Alan Shearer’s strike for Newcastle came in 10.52 seconds during a 2002-03 fixture, and for years sat just outside the Premier League’s top two before being overtaken by both Long and Billing. Christian Eriksen’s goal for Tottenham against Manchester United in 2017-18 arrived in 10.54 seconds, a fraction of a second slower still. Neither strike required a defensive blunder on the scale of Long’s opener — both were built from genuine, if rapid, passages of open play, which in some ways makes them more tactically interesting even though they rank lower on the stopwatch.
It’s also worth noting how these timings are actually captured. Premier League goal times are measured from the opening whistle to the moment the ball crosses the line, using the same official match clock and broadcast data used for every other in-game statistic — which is precisely the standardisation missing from most of the “world’s fastest goal” claims circulating outside major professional competitions. That single procedural detail is why English top-flight football, rather than a compilation of amateur clips, remains the most defensible reference point for anyone asking this question seriously.

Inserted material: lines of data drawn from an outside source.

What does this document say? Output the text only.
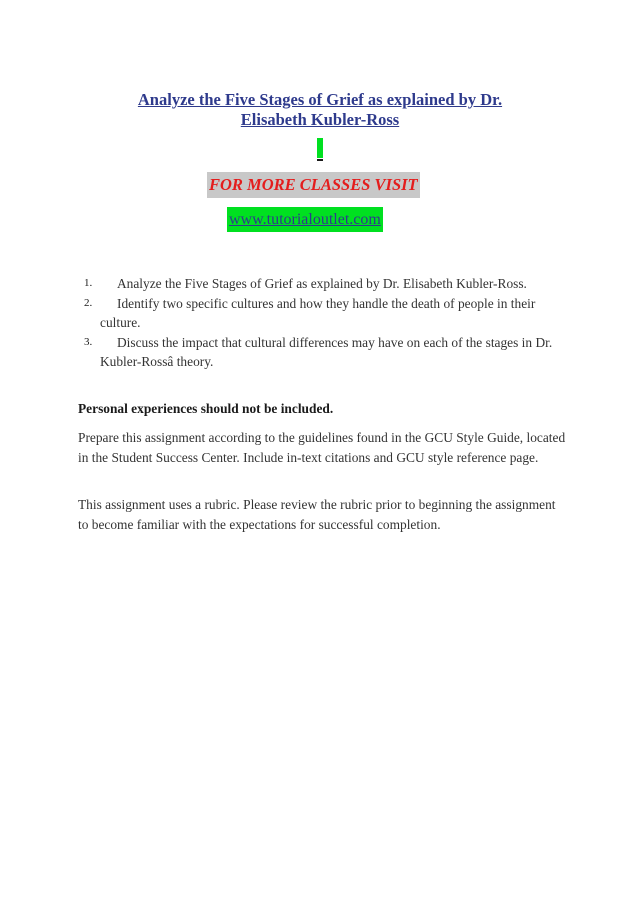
Analyze the Five Stages of Grief as explained by Dr.
Elisabeth Kubler-Ross
FOR MORE CLASSES VISIT
www.tutorialoutlet.com
1.	Analyze the Five Stages of Grief as explained by Dr. Elisabeth Kubler-Ross.
2.	Identify two specific cultures and how they handle the death of people in their culture.
3.	Discuss the impact that cultural differences may have on each of the stages in Dr. Kubler-Rossâ theory.
Personal experiences should not be included.
Prepare this assignment according to the guidelines found in the GCU Style Guide, located in the Student Success Center. Include in-text citations and GCU style reference page.
This assignment uses a rubric. Please review the rubric prior to beginning the assignment to become familiar with the expectations for successful completion.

The Bigger Picture: What This Teaches Us About Football Records
There is a broader lesson buried in this ranking exercise, and it goes beyond just goals scored in seconds. Football, unlike sports such as athletics, has no centralised, universally accepted body for ratifying “fastest” or “most” records outside of officially sanctioned competitions. That gap gets filled by a mix of Guinness World Records, national football statisticians’ associations, and — increasingly — viral social media claims that outpace actual verification.
For fans, that means a healthy dose of scepticism is not cynicism; it is just good practice. The next time a clip claims to show the “fastest goal ever,” the first two questions worth asking are simple: was this a real, sanctioned competitive match, and did the result actually stand? Apply that filter, and Shane Long’s 7.69 seconds remains the standard every future challenger will have to beat on a genuinely level playing field.